公園として整備され、観光客で賑わう金沢城公園。実は、金沢城公園は整備されてまだ20年ほどしか経っていない。というのも、この金沢城公園、以前は金沢大学のキャンパスだったのである。
金沢城公園にある石碑。「金沢大学誕生の地」と記されている。
城郭全域を大学のキャンパスにするのは大変珍しく、金沢大学以外ではドイツのハイデルベルク大学ぐらいであったそうだ。そもそも、金沢城公園は時代とともに宗教・政治・軍事・学術の拠点として移り変わってきた歴史を持つ。幕藩体制が終わりを告げ、明治に入ると、金沢城跡には陸軍第九師団司令部や歩兵第七連隊などが第二次世界大戦終戦まで置かれた。
戦後は昭和二十四年(1949)に金沢大学の丸の内キャンパスとなり、お城の大学として親しまれていた。

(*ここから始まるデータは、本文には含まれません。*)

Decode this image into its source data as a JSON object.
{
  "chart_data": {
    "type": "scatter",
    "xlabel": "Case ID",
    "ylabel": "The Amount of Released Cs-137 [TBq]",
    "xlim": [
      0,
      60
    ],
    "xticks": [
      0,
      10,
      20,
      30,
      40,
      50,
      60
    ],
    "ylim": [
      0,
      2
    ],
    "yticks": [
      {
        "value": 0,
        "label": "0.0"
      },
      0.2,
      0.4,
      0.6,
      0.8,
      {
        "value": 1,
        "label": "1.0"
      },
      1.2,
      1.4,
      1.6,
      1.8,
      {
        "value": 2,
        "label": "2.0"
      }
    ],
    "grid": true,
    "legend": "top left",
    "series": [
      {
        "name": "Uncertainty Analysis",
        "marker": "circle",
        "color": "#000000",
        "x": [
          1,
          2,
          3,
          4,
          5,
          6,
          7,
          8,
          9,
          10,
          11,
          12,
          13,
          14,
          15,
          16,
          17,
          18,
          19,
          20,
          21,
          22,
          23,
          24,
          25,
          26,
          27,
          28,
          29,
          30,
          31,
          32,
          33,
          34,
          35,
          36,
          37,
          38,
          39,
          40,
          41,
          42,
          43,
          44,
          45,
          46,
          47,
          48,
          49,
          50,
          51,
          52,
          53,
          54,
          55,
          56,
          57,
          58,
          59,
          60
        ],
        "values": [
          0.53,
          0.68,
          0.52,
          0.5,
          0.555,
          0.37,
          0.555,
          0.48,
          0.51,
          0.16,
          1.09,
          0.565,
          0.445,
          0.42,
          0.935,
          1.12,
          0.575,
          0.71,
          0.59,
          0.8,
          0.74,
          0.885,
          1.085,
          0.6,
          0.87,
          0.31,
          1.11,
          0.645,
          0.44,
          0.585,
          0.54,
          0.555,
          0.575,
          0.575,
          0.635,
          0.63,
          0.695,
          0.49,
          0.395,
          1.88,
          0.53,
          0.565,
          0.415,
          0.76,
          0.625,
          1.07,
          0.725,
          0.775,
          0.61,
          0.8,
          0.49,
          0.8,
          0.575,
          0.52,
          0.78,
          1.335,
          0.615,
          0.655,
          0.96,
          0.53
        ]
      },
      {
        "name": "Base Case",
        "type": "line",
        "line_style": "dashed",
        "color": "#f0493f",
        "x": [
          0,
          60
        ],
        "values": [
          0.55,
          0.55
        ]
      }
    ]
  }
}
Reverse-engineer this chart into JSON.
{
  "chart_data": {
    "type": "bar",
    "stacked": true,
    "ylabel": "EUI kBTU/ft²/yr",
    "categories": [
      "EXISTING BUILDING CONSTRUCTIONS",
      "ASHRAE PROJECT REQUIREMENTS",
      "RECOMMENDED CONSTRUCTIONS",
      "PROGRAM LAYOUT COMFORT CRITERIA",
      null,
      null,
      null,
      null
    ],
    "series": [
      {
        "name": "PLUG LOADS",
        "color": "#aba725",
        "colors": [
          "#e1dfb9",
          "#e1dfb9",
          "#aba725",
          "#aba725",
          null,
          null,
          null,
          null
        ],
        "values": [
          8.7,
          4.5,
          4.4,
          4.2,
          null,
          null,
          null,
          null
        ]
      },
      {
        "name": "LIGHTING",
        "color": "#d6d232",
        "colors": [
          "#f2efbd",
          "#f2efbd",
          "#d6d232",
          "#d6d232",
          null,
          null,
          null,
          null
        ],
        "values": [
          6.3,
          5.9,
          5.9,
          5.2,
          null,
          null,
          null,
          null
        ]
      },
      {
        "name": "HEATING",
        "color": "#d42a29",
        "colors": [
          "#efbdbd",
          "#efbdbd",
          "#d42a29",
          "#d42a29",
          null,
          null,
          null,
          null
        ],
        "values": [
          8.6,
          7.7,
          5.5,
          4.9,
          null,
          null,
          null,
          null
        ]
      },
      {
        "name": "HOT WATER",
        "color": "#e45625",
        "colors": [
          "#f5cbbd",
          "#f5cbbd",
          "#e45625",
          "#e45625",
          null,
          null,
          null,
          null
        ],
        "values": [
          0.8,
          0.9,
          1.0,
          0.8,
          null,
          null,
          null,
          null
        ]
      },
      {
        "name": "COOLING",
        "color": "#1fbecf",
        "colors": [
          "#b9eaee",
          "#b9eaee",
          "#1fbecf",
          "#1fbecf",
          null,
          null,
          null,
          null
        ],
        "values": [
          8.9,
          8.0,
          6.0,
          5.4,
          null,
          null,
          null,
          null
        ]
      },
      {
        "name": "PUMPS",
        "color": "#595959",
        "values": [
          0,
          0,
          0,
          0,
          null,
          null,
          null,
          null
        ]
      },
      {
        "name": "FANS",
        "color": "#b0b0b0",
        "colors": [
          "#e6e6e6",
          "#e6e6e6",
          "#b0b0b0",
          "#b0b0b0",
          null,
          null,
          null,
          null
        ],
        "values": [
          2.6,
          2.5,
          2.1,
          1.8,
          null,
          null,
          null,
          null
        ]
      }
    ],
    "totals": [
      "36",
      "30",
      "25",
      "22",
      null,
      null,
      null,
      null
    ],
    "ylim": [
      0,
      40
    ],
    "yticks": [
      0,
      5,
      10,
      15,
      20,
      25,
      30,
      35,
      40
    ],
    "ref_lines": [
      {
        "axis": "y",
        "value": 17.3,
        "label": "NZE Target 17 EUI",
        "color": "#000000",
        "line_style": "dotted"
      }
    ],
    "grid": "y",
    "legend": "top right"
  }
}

その後金沢大学は、丸の内のほか、小立野地区に点在していた学部と併せて角間地区に総合移転することが決定し、平成元年(1989)の法学部・経済学部・文学部の移転を皮切りに、1995年には「お城のキャンパス」は完全に姿を消した。
1996年には石川県が金沢城跡を国から取得、以降金沢城跡は公園として整備され、復元事業も進むことになった。